# What is BootX, why in Trash, how to unlock?



## Durbrow (Jan 5, 2006)

Can some kind soul tell me:

1. What is BootX?
2. It is in my trash and is locked. I can't unlock and delete it. Any tips on how I can?

Many thanks.


----------



## nixgeek (Jan 5, 2006)

BootX is a boot manager that is used by "OldWorld" Macs (those that used hardware ROMs instead of Open Firmware) to allow the Mac to boot into another operating system (like Linux/ppc).  Here's more information about it.

As for emptying it, have you tried holding down Option while emptying the trash?  This worked in Mac OS 9 and below for force emptying the trash.  I think it still holds for OS X.


----------



## Durbrow (Jan 5, 2006)

Thanks. This works. But I still have one more file that refuses to die. QuickSilver.old 1

Tried: Secure Delete, option delete, fixed permissions, made sure it was unlock, made sure permission set to my account or to system. No go. Any ideas? Thanks.


----------



## bobw (Jan 5, 2006)

Open the Terminal Application (in Utilities folder) and type:

cd ~/.Trash 
    hit return

sudo rm -rf 

put a space after the f and drag the item you want deleted to the terminal so that its path is automatically entered, then press return

give it your admin password and hit return


----------



## john1946 (Jan 6, 2007)

i've followed this thread but I still have BootX in my trash. When I try to take it onto the desktop to unlock, the original still remains in the trash. I can get the copy from the desktop to delete. The BootX is in a nest of folders, System/Library/CoreServices/BootX. I've tried changing the folder names. When I tried

cd ~/.Trash 
hit return

sudo rm -rf 

I got illegal Command. Any other ideas??


----------



## nesika41 (Feb 5, 2007)

I got the same result, with Terminal commands. Still hope to get rid of #*F# bootX! And don't know why it's there!


----------



## Patron (Feb 5, 2007)

I'm having the same problem, but I don't care about bootX. I'm trying to delete a video file(half a gig) and it says it's already in use? I follow all these steps, and when I put in my password it just says incorrect password.


----------



## nixgeek (Feb 5, 2007)

What bobw meant was the following:

1. Open up Terminal
2. Type "cd ~/.Trash" (no quotes, and remember that commands are case sensitive).  Hit the Return key.
3. Type "sudo rm -rf" (no quotes) followed by a space after the "f" and then drag the icon that's in the Trash to the Terminal window.  This will automatically place the path of the file on the command line after what you typed.  Once it does that, hit the Return key.
4. If prompted for a password, type your user password and hit the return key.
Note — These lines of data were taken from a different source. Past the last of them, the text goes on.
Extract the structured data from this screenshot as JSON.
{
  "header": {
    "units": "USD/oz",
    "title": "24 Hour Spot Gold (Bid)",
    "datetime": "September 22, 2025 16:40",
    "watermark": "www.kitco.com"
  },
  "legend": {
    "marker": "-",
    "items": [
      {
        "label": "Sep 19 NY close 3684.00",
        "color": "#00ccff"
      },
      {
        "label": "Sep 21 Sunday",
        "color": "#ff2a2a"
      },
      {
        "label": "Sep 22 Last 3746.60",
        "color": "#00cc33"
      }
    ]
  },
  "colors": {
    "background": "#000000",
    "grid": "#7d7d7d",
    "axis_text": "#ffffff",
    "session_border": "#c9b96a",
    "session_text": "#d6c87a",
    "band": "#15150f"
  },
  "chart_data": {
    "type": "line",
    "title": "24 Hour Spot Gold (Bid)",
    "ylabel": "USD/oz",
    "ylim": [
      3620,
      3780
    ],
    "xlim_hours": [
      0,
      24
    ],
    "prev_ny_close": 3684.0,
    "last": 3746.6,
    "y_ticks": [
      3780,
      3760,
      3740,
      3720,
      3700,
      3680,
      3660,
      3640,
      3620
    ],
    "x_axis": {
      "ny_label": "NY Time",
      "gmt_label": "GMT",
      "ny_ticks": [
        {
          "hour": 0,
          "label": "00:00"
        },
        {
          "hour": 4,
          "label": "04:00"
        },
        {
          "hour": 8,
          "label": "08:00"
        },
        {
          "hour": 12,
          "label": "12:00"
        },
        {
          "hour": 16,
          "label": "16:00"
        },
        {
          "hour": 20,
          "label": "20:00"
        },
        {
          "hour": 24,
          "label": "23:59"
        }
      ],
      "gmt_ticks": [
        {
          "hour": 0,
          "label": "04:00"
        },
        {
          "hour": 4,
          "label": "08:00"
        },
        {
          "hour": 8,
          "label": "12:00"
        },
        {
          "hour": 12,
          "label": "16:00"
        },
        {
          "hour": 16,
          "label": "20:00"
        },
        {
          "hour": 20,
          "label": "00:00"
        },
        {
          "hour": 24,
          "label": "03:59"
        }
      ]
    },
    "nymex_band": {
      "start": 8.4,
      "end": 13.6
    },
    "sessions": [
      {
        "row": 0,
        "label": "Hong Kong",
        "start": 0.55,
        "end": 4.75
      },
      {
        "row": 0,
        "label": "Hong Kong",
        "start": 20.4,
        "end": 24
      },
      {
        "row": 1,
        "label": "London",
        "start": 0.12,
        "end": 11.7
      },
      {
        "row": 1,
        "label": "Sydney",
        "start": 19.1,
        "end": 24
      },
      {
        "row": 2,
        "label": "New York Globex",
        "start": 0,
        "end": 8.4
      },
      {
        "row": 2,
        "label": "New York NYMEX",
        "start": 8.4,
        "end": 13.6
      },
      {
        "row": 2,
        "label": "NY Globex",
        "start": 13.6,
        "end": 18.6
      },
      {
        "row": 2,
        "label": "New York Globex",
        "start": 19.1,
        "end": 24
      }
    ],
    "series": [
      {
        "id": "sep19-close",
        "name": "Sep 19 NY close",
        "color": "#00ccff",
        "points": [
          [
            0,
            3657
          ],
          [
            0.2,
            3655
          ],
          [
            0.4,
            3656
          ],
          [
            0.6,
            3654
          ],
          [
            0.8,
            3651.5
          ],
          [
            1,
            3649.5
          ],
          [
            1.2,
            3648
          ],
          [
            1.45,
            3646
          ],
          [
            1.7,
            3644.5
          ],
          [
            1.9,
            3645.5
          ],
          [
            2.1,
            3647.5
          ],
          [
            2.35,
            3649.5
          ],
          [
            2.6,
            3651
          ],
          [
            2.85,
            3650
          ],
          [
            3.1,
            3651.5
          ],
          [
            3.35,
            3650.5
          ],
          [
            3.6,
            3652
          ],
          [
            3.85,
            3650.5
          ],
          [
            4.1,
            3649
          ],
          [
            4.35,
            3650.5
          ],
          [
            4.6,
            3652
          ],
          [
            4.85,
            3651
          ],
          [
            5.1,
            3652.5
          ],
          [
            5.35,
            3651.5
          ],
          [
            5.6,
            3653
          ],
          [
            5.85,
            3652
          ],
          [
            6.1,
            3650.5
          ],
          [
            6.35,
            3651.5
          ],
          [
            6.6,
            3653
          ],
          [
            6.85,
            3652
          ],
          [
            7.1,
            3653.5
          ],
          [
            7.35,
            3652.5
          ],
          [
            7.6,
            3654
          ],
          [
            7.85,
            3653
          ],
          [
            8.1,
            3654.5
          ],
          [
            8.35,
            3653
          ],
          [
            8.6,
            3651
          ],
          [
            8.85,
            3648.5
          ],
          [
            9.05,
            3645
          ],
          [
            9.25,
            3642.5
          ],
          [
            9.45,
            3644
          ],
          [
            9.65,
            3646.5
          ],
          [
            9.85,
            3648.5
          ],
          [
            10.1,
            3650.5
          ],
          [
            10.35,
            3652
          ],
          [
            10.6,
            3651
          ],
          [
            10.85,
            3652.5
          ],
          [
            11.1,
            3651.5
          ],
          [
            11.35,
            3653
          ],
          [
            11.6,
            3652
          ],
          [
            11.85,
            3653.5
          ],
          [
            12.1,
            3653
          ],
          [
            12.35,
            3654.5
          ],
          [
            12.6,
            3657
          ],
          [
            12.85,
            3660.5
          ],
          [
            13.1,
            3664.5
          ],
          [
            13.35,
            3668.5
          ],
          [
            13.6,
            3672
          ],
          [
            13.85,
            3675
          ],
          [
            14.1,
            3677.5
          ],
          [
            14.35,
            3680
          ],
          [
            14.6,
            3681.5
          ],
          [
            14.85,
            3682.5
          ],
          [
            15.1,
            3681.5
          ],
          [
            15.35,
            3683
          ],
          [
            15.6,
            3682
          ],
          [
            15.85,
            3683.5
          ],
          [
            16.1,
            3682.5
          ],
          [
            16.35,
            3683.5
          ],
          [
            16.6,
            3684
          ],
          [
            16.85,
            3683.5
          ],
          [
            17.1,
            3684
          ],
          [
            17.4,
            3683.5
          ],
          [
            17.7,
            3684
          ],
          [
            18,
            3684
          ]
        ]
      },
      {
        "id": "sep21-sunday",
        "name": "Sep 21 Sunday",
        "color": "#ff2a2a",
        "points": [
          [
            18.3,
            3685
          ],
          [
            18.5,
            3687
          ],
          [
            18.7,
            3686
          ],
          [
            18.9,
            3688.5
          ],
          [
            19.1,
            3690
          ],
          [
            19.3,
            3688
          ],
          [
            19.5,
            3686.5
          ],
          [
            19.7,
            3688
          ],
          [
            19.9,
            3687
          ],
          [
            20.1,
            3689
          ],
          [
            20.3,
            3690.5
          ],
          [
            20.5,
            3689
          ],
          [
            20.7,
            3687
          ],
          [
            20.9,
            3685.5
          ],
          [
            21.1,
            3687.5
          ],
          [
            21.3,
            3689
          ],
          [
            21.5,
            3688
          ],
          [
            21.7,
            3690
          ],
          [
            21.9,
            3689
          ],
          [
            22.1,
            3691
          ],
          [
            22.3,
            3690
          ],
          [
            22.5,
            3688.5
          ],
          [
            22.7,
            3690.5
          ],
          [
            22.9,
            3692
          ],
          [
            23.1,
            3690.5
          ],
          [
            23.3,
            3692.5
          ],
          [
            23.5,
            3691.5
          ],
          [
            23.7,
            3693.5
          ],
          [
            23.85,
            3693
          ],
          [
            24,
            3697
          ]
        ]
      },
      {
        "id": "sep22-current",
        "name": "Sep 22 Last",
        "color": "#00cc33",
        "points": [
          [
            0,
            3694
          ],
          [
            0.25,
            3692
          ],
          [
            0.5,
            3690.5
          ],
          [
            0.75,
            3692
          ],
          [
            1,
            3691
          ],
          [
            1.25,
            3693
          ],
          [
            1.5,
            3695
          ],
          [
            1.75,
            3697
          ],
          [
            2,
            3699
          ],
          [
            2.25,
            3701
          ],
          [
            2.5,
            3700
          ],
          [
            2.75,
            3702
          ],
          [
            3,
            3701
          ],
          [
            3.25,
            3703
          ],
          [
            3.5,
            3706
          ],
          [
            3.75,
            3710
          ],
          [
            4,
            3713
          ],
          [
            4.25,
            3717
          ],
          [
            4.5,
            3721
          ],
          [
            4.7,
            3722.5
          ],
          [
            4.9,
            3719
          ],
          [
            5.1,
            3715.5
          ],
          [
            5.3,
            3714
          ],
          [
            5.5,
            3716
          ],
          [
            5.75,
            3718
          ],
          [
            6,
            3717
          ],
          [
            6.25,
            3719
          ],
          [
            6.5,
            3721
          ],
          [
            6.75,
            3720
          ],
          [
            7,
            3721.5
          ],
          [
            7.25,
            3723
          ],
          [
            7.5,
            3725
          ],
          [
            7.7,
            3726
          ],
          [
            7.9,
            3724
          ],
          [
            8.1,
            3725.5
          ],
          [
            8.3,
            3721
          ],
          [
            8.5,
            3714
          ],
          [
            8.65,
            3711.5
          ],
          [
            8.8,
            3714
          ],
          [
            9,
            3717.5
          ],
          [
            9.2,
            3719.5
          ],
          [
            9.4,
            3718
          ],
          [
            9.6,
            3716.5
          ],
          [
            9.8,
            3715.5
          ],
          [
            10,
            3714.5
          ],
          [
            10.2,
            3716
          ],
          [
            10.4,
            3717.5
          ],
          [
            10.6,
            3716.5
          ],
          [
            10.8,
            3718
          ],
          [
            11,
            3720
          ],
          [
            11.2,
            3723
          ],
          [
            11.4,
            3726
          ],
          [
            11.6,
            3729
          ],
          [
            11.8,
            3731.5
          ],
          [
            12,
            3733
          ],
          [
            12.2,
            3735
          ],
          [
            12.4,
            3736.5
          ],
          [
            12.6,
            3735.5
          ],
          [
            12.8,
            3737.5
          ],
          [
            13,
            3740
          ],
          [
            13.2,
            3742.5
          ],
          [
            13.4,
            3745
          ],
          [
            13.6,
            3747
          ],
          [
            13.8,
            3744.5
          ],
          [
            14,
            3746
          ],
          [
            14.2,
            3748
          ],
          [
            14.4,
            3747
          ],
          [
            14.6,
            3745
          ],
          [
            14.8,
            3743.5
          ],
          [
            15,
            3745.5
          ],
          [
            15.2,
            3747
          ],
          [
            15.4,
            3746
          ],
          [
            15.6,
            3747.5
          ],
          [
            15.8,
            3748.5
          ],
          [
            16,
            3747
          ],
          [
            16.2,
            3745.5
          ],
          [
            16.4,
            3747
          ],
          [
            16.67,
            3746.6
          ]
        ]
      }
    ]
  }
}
That should remove the file in the Trash, be it BootX or that large movie file Patron is trying to delete.


----------



## Patron (Feb 5, 2007)

nixgeek said:


> What bobw meant was the following:
> 
> 1. Open up Terminal
> 2. Type "cd ~/.Trash" (no quotes, and remember that commands are case sensitive).  Hit the Return key.
> ...



Thanks a lot, turns out the problem was I had to turn my accounts Admin status on.


----------



## chandar (Apr 9, 2007)

I was having the same problem and this worked:

1. Open up Terminal
2. Type "cd ~/.Trash" (no quotes, and remember that commands are case sensitive). Hit the Return key.
3. Type "sudo rm -rf" (no quotes) followed by a space after the "f" and then drag the icon that's in the Trash to the Terminal window. This will automatically place the path of the file on the command line after what you typed. Once it does that, hit the Return key.
4. If prompted for a password, type your user password and hit the return key.

thanks.


----------



## Shoesetter (Jul 17, 2008)

Thanks Nixgeek, you're the man!


----------



## nixgeek (Jul 17, 2008)

Wow!   Well, I'm glad my old posts can still help others in need.


----------



## pavan534 (Sep 22, 2009)

bobw said:


> Open the Terminal Application (in Utilities folder) and type:
> 
> cd ~/.Trash
> hit return
> ...



thanx.......


----------